Sunday, 24 November 2024

Newly born baby-girl buried alive

Police said on Wednesday that they have arrested a man on suspicion of burying his newborn daughter alive because he wanted a boy.

Local villagers rescued the baby over the weekend after spotting her feet sticking up from a shallow sand pit in farmland in the Jajpur district of the eastern state of Odisha.

Police arrested her father Ramesh Chandra for attempted manslaughter.

The 35-year-old part-time taxi driver is suspected of taking the baby from her mother soon after she was born on Saturday.

"They were unable to explain about the missing child after we scanned the locality for expecting mothers," investigating officer Jyoti Prakash Pande told AFP.

He said Chandra under questioning had admitted burying the baby, saying he was too poor to raise a daughter.

Many Indian parents consider daughters to be a burden because of the huge dowries still frequently required for marriage, while sons are expected to support them in their old age.

The couple already has two daughters and a son and had aborted two earlier pregnancies, the officer said.

It is unclear what will happen to the newborn, named Dharitri by staff at the hospital where she is under observation.

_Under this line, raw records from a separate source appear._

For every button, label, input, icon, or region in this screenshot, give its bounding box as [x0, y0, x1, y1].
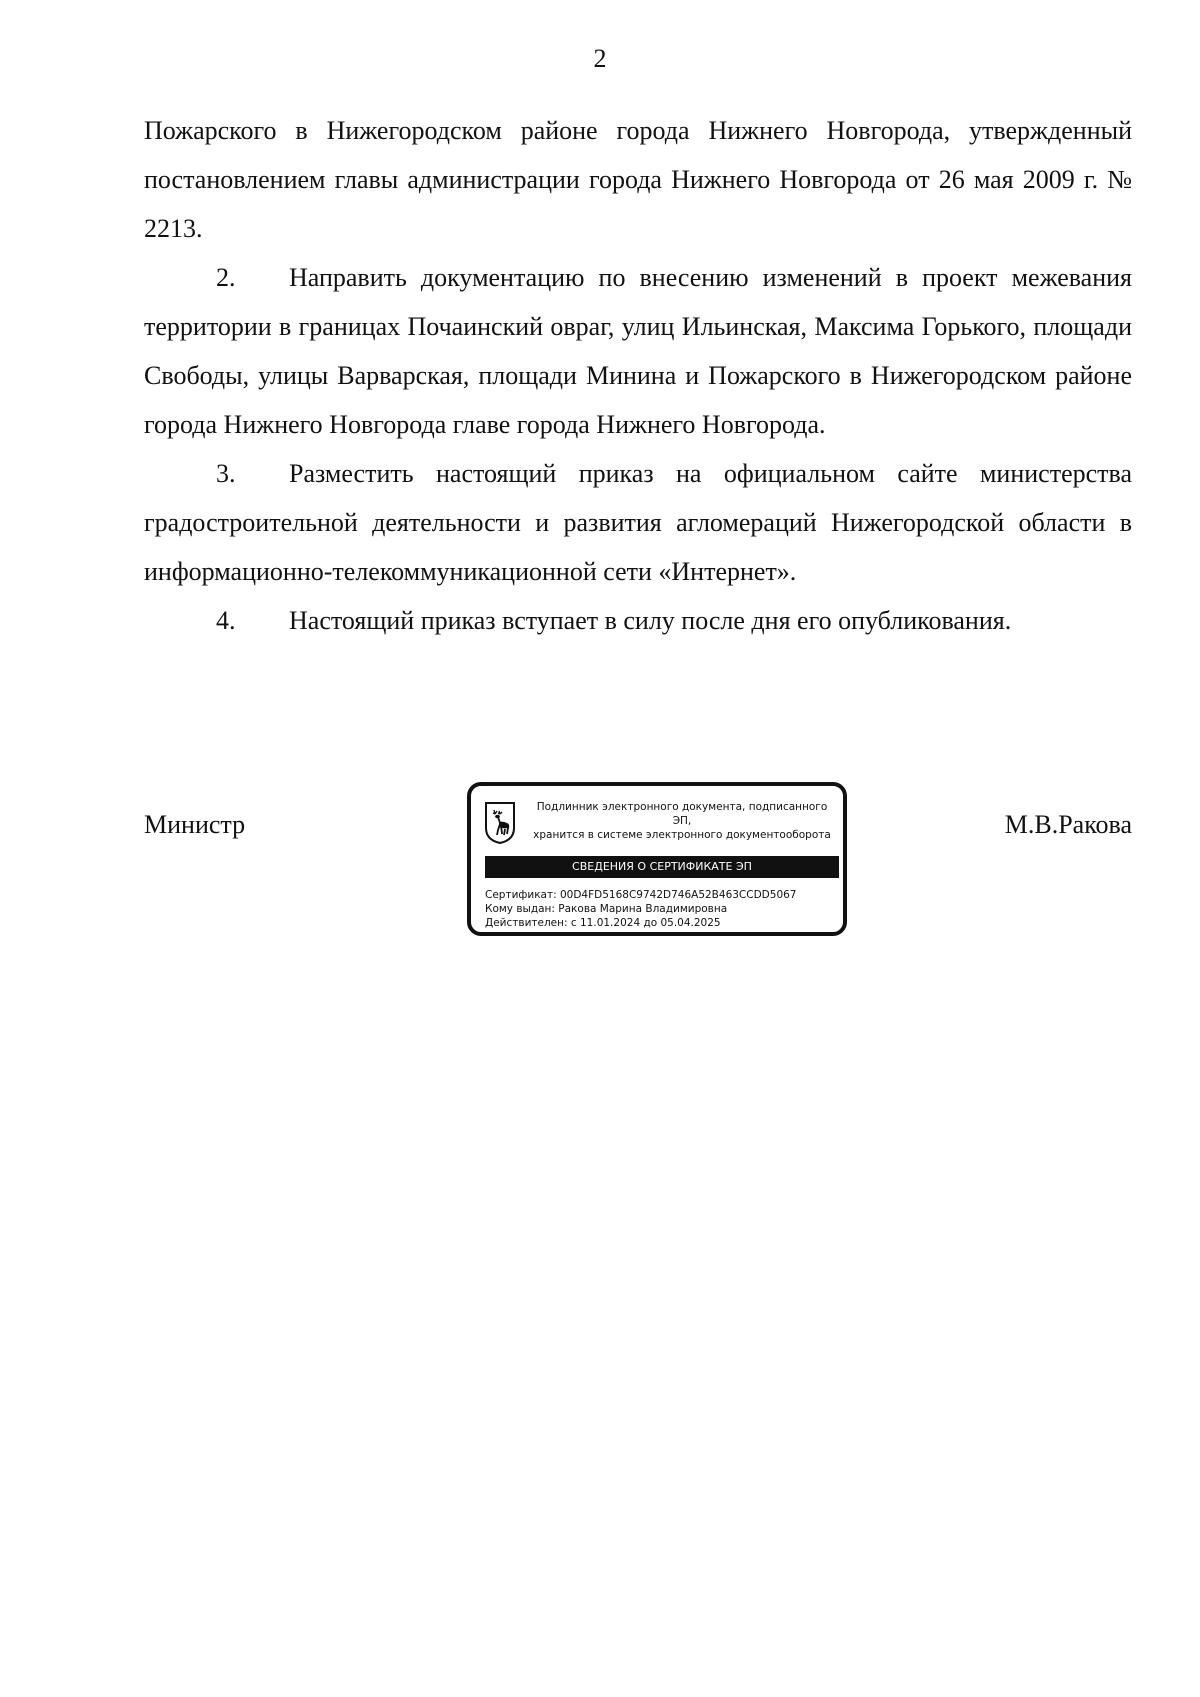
- paragraph-text: Направить документацию по внесению изменений в проект межевания территории в границах Почаинский овраг, улиц Ильинская, Максима Горького, площади Свободы, улицы Варварская, площади Минина и Пожарского в Нижегородском районе города Нижнего Новгорода главе города Нижнего Новгорода.: [144, 263, 1132, 439]
- paragraph-text: Разместить настоящий приказ на официальном сайте министерства градостроительной деятельности и развития агломераций Нижегородской области в информационно-телекоммуникационной сети «Интернет».: [144, 459, 1132, 586]
- page-number: 2: [593, 44, 607, 73]
- document-body: [144, 106, 1132, 645]
- paragraph-text: Настоящий приказ вступает в силу после дня его опубликования.: [289, 606, 1012, 635]
- issued-to-label: Кому выдан:: [485, 903, 555, 915]
- paragraph-number: 2.: [216, 263, 236, 292]
- electronic-signature-stamp: [467, 782, 847, 936]
- stamp-title-bar: СВЕДЕНИЯ О СЕРТИФИКАТЕ ЭП: [485, 856, 839, 878]
- stamp-certificate-info: [485, 888, 841, 930]
- paragraph-continuation: Пожарского в Нижегородском районе города Нижнего Новгорода, утвержденный постановлением главы администрации города Нижнего Новгорода от 26 мая 2009 г. № 2213.: [144, 116, 1132, 243]
- certificate-row: [485, 888, 841, 902]
- paragraph-number: 3.: [216, 459, 236, 488]
- certificate-value: 00D4FD5168C9742D746A52B463CCDD5067: [559, 889, 797, 901]
- issued-to-row: [485, 902, 841, 916]
- paragraph-item-4: [144, 596, 1132, 645]
- deer-emblem-icon: [483, 800, 517, 844]
- paragraph-number: 4.: [216, 606, 236, 635]
- signatory-name: М.В.Ракова: [1004, 810, 1132, 839]
- paragraph-item-2: [144, 253, 1132, 449]
- validity-row: [485, 916, 841, 930]
- stamp-header-line: Подлинник электронного документа, подписанного ЭП,: [536, 801, 828, 827]
- signatory-title: Министр: [144, 810, 246, 839]
- stamp-header: [527, 800, 837, 842]
- validity-label: Действителен:: [485, 917, 568, 929]
- issued-to-value: Ракова Марина Владимировна: [558, 903, 728, 915]
- paragraph-item-3: [144, 449, 1132, 596]
- certificate-label: Сертификат:: [485, 889, 557, 901]
- stamp-header-line: хранится в системе электронного документооборота: [533, 829, 831, 841]
- validity-value: с 11.01.2024 до 05.04.2025: [570, 917, 721, 929]
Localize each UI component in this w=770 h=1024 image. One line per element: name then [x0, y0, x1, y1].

A mobile video shot at the time of her rescue shows a villager slowly removing sand with his bare hands and gently pulling out the infant wrapped in a blue piece of cloth.

The baby suddenly cries as a large, jubilant crowd tries to arrange an ambulance.

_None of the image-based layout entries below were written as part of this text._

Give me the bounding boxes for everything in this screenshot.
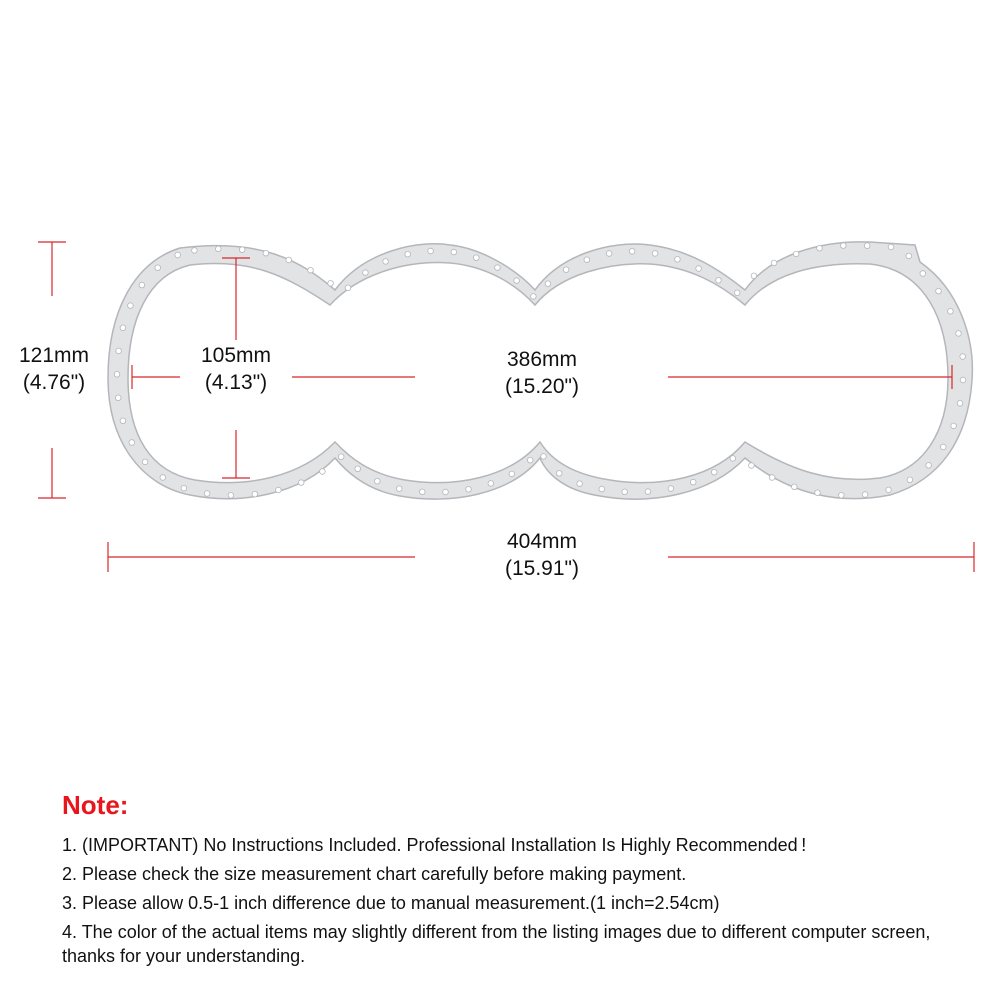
bolt-hole (276, 487, 282, 493)
bolt-hole (120, 418, 126, 424)
bolt-hole (115, 395, 121, 401)
bolt-hole (139, 282, 145, 288)
outer-length-inch: (15.91") (505, 557, 579, 580)
bolt-hole (443, 489, 449, 495)
bolt-hole (696, 266, 702, 272)
bolt-hole (160, 475, 166, 481)
bolt-hole (308, 267, 314, 273)
bolt-hole (545, 281, 551, 287)
bolt-hole (175, 252, 181, 258)
bolt-hole (128, 303, 134, 309)
bolt-hole (951, 423, 957, 429)
bolt-hole (420, 489, 426, 495)
bolt-hole (926, 463, 932, 469)
bolt-hole (155, 265, 161, 271)
bolt-hole (668, 486, 674, 492)
bolt-hole (815, 490, 821, 496)
outer-height-label (2, 342, 106, 396)
bolt-hole (936, 288, 942, 294)
bolt-hole (204, 491, 210, 497)
bolt-hole (531, 294, 537, 300)
bolt-hole (960, 354, 966, 360)
dimension-lines (38, 242, 974, 572)
inner-length-label (482, 346, 602, 400)
notes-title: Note: (62, 790, 129, 820)
bolt-hole (906, 253, 912, 259)
note-item-4: 4. The color of the actual items may slightly different from the listing images due to different computer screen, thanks for your understanding. (62, 922, 931, 966)
bolt-hole (466, 487, 472, 493)
note-item-1: 1. (IMPORTANT) No Instructions Included. Professional Installation Is Highly Recommended ! (62, 835, 807, 855)
bolt-hole (298, 480, 304, 486)
bolt-hole (652, 251, 658, 257)
bolt-hole (888, 244, 894, 250)
bolt-hole (320, 469, 326, 475)
bolt-hole (920, 271, 926, 277)
bolt-hole (577, 481, 583, 487)
outer-height-inch: (4.76") (22, 371, 86, 394)
bolt-hole (956, 331, 962, 337)
bolt-hole (228, 493, 234, 499)
bolt-hole (116, 348, 122, 354)
bolt-hole (793, 251, 799, 257)
bolt-hole (556, 471, 562, 477)
bolt-hole (396, 486, 402, 492)
bolt-hole (907, 477, 913, 483)
bolt-hole (841, 243, 847, 249)
bolt-hole (488, 481, 494, 487)
bolt-hole (383, 259, 389, 265)
bolt-hole (541, 454, 547, 460)
bolt-hole (749, 463, 755, 469)
bolt-hole (751, 273, 757, 279)
outer-length-label (482, 528, 602, 582)
bolt-hole (375, 478, 381, 484)
bolt-hole (622, 489, 628, 495)
bolt-hole (629, 249, 635, 255)
bolt-hole (817, 245, 823, 251)
inner-height-label (184, 342, 288, 396)
bolt-hole (405, 251, 411, 257)
bolt-hole (792, 484, 798, 490)
bolt-hole (355, 466, 361, 472)
bolt-hole (142, 459, 148, 465)
bolt-hole (363, 270, 369, 276)
bolt-hole (734, 290, 740, 296)
bolt-hole (451, 249, 457, 255)
bolt-hole (129, 440, 135, 446)
bolt-hole (252, 491, 258, 497)
bolt-hole (263, 250, 269, 256)
bolt-hole (509, 471, 515, 477)
bolt-hole (771, 260, 777, 266)
bolt-hole (474, 255, 480, 261)
bolt-hole (941, 444, 947, 450)
bolt-hole (192, 248, 198, 254)
outer-height-mm: 121mm (18, 344, 90, 367)
bolt-hole (716, 278, 722, 284)
inner-length-mm: 386mm (506, 348, 578, 371)
outer-length-mm: 404mm (506, 530, 578, 553)
bolt-hole (606, 251, 612, 257)
bolt-hole (690, 479, 696, 485)
bolt-hole (345, 285, 351, 291)
bolt-hole (839, 493, 845, 499)
inner-height-mm: 105mm (200, 344, 272, 367)
bolt-hole (599, 486, 605, 492)
bolt-hole (563, 267, 569, 273)
bolt-hole (428, 248, 434, 254)
bolt-hole (769, 475, 775, 481)
bolt-hole (730, 456, 736, 462)
bolt-hole (957, 401, 963, 407)
bolt-hole (948, 309, 954, 315)
bolt-hole (328, 281, 334, 287)
bolt-hole (495, 265, 501, 271)
bolt-hole (886, 487, 892, 493)
bolt-hole (216, 246, 222, 252)
inner-height-inch: (4.13") (204, 371, 268, 394)
bolt-hole (338, 454, 344, 460)
notes-section (62, 790, 982, 973)
bolt-hole (645, 489, 651, 495)
bolt-hole (514, 278, 520, 284)
bolt-hole (960, 377, 966, 383)
note-item-3: 3. Please allow 0.5-1 inch difference due to manual measurement.(1 inch=2.54cm) (62, 893, 720, 913)
bolt-hole (864, 243, 870, 249)
inner-length-inch: (15.20") (505, 375, 579, 398)
bolt-hole (286, 257, 292, 263)
bolt-hole (120, 325, 126, 331)
bolt-hole (584, 257, 590, 263)
bolt-hole (711, 469, 717, 475)
bolt-hole (527, 457, 533, 463)
bolt-hole (675, 257, 681, 263)
note-item-2: 2. Please check the size measurement chart carefully before making payment. (62, 864, 687, 884)
bolt-hole (114, 372, 120, 378)
bolt-hole (239, 247, 245, 253)
bolt-hole (181, 485, 187, 491)
bolt-hole (862, 492, 868, 498)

The incident highlights the scandal of female foeticide still plaguing the world's second most populous nation, which has a skewed sex ratio of 940 females for every 1,000 males, according to the last official census in 2011.

 

 

CREDIT LINK: http://www.timesnow.tv/india/article/police-arrest-father-of-baby-girl-buried-alive/58385

Earlier this month police recovered 19 female foetuses from a sewer in the western state of Maharashtra and accused a doctor of illegally aborting them on behalf of parents desperate for a boy.

India banned prenatal sex determination to stop its misuse, although the tests are still thought to be common, particularly in poor rural areas.

A 2011 study in the British medical journal The Lancet found that up to 12 million girls had been aborted in the last three decades in India.